In that light, no “so-called” father, shepherd, god, or lord, can claim any authority of himself, for “it is not in man who walks to direct his own steps” (Jer. 10.23). Rather, since Jesus possesses “all authority…in heaven and on earth” (Mt. 28.18) — which leaves no authority for anyone else, except the father who gave him that authority (1 Cor. 15.27) — therefore, human “fathers,” “shepherds,” etc., can only exercise legitimate authority “through” him (“through whom we live”). In other words, all decisions we make must comply with his authority (Col. 3.17) and be done for his glory (1 Cor. 10.31).

Thus, when a human father asks his children to engage in activity which defies the one father’s authority, that human “father” must be disobeyed, for he possesses no fatherly authority of himself, but may only exercise authority “in the lord” (Eph. 6.1; cf. Acts 4.19; 5.29). The heavenly father is the “only true” father in the home (cf. Isa. 63.16); the human father, so-called, is just an emissary sent to do the true father’s business (cf. Lk. 2.49).

Now, certainly, there is a sense in which we may think of God as the chief God, Father, Lord, and Shepherd (cf. 1 Pt. 5.4), insofar as we may only exercise authority under him (for he is “over all” — Rm. 9.5), and, indeed, God has given men responsibilities over this world (cf. Gen. 1.26; 9.2; Psalm 8.6-8; 115.16).

But it is the express aim of these passages to establish the fact that there is only one rightful authority in the universe — God, the “only potentate” (cf. 1 Tim. 6.15) — “through whom” all those who exercise authority in this world must comport themselves (Mt. 6.10). Our “so-called” authority is not ours, but his. We may only act as he authorizes us to act.

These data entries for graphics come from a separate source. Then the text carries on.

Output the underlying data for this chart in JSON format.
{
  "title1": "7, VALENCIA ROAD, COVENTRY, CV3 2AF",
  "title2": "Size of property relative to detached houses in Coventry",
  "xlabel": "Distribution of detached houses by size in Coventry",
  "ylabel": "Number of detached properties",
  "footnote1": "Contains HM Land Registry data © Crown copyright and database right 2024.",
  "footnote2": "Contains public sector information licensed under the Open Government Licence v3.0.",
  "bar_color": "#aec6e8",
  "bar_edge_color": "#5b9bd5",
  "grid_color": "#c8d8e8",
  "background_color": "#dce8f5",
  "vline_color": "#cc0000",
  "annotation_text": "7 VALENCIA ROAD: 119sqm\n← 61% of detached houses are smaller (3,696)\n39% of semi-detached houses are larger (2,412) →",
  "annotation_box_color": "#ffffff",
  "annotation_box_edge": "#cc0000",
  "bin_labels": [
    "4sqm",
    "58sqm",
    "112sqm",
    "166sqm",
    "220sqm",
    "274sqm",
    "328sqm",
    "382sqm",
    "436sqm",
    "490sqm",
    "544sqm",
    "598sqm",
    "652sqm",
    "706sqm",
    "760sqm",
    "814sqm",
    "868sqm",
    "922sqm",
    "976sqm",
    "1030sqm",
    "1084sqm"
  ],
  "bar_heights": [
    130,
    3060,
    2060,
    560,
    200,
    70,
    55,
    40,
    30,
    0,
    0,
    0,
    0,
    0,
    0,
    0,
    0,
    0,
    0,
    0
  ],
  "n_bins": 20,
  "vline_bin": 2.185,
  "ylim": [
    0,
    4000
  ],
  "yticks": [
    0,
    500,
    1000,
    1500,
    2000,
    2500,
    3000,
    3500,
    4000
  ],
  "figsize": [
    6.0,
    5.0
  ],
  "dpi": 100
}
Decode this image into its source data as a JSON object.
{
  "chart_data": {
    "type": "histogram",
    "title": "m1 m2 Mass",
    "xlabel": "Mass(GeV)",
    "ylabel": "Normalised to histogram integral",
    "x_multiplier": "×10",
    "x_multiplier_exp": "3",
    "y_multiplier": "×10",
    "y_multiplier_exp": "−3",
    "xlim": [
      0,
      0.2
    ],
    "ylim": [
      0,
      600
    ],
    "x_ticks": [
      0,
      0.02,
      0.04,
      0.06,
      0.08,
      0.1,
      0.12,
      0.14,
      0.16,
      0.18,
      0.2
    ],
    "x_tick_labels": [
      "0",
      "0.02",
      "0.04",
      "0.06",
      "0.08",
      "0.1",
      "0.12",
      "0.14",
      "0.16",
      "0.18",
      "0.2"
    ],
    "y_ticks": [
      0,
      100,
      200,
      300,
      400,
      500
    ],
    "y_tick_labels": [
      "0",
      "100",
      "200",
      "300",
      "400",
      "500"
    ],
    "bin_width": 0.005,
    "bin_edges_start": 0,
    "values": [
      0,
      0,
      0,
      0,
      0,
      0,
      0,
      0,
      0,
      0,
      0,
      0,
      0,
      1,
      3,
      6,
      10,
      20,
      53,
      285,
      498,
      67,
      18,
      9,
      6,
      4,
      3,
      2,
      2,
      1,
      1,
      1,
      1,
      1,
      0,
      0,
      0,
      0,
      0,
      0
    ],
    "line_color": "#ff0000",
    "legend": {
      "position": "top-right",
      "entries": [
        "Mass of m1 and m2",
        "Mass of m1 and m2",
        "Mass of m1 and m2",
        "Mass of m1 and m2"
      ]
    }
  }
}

In every domain of life, then, whether as a “so-called” father, husband, a shepherd of the church (etc.), let us conform our every decision to his absolute will. His authority is the only authority that has the right to exist (Ex. 19.5; Job 41.11; Ps. 24.1; 1 Cor. 10.26).

Yours, O Lord, is the greatness,

The power and the glory,

The victory and the majesty;

For all that is in heaven and in earth is Yours;

Yours is the kingdom, O Lord,

And You are exalted as head over all.” (1 Chron. 29.11).


[1] I have written these terms without capitalization for the sake of replicating the way the inspired writers wrote, who did not make use of the convention of reverential capitalization (capitalizing nouns and pronouns associated with deity). Though this convention is quite appropriate, abandoning it in the citation of these particular verses will help to take our minds back into the original framework of the argument these authors were making on this matter.

For example, instead of distinguishing between one Father and many fathers, the Lord insisted that there is only one father. This makes his argument even stronger in thrust. Instead of suggesting that the Father has his authority, while fathers have theirs, the Lord is arguing that there is only one true father, who possesses all the authority of fathers.